The agency also said there was “no indication” that senior management from Wachovia or Wells Fargo “had actual knowledge” that the European bank was using the platform to process sanctioned transactions. It also said a “lack of clear communications” within Wachovia led to “different interpretations” about whether it would be implicated in any potential sanctions violations involving the platform. “Regardless,” OFAC said, “Wells Fargo's senior management should reasonably have known” the bank was using the platform to conduct transactions with sanctioned parties.
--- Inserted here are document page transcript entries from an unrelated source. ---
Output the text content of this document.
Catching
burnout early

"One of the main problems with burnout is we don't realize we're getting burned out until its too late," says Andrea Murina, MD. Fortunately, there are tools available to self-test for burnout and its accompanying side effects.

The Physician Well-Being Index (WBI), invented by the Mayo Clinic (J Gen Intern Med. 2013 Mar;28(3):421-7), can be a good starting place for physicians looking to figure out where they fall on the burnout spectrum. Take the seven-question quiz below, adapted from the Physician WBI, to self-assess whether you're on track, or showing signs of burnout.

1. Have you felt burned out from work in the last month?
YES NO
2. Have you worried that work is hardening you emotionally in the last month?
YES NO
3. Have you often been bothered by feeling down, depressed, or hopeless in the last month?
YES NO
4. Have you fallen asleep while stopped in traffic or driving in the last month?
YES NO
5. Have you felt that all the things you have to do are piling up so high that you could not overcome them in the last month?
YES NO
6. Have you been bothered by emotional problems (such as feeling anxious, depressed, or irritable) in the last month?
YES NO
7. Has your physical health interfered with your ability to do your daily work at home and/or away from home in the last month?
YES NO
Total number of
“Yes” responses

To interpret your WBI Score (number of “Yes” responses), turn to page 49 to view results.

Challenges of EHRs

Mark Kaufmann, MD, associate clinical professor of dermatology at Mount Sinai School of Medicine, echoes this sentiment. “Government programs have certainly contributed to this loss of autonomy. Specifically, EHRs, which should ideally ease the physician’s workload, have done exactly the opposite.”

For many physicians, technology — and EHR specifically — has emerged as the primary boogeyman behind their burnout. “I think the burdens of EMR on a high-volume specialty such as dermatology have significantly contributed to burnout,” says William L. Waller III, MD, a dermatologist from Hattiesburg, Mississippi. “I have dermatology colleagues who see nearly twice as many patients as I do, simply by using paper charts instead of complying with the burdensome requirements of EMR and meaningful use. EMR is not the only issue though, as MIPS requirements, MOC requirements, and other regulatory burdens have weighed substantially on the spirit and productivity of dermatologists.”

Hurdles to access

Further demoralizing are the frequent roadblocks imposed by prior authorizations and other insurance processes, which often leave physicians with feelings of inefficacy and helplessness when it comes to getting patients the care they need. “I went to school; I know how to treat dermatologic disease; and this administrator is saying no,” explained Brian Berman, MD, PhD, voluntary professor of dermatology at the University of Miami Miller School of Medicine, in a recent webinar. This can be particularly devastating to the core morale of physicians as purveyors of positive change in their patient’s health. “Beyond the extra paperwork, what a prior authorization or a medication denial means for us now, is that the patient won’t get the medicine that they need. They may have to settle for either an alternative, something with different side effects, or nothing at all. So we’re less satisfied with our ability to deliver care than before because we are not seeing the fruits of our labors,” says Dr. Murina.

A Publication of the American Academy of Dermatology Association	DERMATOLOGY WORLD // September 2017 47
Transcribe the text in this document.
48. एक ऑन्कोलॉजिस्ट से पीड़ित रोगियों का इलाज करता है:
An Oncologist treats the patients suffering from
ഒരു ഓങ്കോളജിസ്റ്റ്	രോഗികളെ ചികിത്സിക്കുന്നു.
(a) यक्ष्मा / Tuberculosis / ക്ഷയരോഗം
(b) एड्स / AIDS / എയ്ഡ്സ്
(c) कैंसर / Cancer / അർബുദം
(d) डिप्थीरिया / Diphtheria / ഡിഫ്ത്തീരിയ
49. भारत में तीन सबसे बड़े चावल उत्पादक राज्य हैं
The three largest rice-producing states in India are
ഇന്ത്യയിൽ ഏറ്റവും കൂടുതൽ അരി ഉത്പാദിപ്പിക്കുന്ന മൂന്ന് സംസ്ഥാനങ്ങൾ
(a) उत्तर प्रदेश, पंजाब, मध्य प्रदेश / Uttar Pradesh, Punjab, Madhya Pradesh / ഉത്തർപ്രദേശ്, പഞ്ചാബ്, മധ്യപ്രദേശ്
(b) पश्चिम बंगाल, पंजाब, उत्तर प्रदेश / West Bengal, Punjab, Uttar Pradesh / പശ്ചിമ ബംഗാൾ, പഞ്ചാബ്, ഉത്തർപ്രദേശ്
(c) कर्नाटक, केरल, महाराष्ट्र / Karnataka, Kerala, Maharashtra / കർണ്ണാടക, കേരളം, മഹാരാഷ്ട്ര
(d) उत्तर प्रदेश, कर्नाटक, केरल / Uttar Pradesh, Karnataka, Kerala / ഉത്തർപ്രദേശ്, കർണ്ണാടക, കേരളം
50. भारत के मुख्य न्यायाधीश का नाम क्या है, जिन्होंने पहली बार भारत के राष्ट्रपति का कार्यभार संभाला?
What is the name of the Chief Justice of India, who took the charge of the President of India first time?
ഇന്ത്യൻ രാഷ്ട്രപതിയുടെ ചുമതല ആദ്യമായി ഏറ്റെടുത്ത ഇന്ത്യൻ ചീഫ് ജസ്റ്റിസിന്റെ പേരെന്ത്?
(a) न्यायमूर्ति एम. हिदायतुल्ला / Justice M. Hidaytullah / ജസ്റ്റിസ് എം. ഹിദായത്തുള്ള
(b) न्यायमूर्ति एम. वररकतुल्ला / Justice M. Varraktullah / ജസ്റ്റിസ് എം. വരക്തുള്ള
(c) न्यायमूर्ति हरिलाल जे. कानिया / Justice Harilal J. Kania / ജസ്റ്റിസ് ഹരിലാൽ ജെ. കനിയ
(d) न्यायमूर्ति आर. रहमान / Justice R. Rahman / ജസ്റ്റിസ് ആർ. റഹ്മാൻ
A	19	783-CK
OFAC said that after Wells Fargo acquired Wachovia in 2008, Wells Fargo employees “on multiple occasions” mentioned to senior management the “potential sanctions-related risks arising from the trade insourcing relationships it inherited from Wachovia. Nonetheless, there was no regular or systematic process in place at Wells Fargo to periodically review” whether the European bank was “appropriately screening Hosted trade instruments.”

Although Wells Fargo didn’t stop the European bank from using the platform to process sanctioned transactions until 2015, OFAC said Wells Fargo’s compliance teams “raised questions” about the relationship in the years prior. Around 2010 to 2011, as Wells Fargo began integrating the legacy Wachovia trade services businesses, a consultant told Wells Fargo that “contracts with insourcing clients contained inconsistent anti-money laundering and sanctions compliance clauses,” OFAC said, which “prompted Wells Fargo to begin the process of reviewing and standardizing its insourcing contracts.”

In 2012, Wells Fargo's lawyers “recognized potential parallels” between a “major” OFAC sanctions enforcement action that year and Wells Fargo’s Eximbills platform. Another OFAC enforcement action in 2013 got the “attention” of senior executives, the agency said, “who raised compliance questions” about the Eximbills platform. OFAC said these “discussions resulted in an internal working group,” which determined that the hosted platform was “relatively low-risk,” but they still developed a plan to protect the bank from sanctions risks. This included strengthening sanctions compliance language in “the relevant contracts,” obtaining “periodic certifications that the foreign banks were not placing potentially non-OFAC compliant items on Eximbills” and periodically auditing the foreign banks' Eximbills data.

But OFAC said this plan was never implemented because the recommendations were “rolled into a larger project that was reviewing the trade outsourcing/insourcing business at a more holistic level.” As a result, the European bank continued to process the “non-OFAC-compliant transactions” for at least two more years.

In late 2015, Wells Fargo “finally” discovered the compliance issues during a “business review” of its relationship with the European bank, OFAC said. “The issue was immediately escalated to senior management,” OFAC said, and Wells Fargo “promptly suspended” the bank’s access to Eximbills and submitted a voluntary disclosure to OFAC.

"Wells Fargo is pleased to resolve this legacy matter involving conduct that ended in 2015, which we voluntarily self-reported and fully cooperated with OFAC and the Federal Reserve Board to address,” a Wells Fargo spokesperson said March 31. The $30 million fine by OFAC is the agency’s largest civil penalty since April 2019, when it fined three branches of another bank, UniCredit Group, a combined $611 million for violating sanctions against Myanmar, Cuba, Iran, Libya, Sudan and Syria (see 1904150048).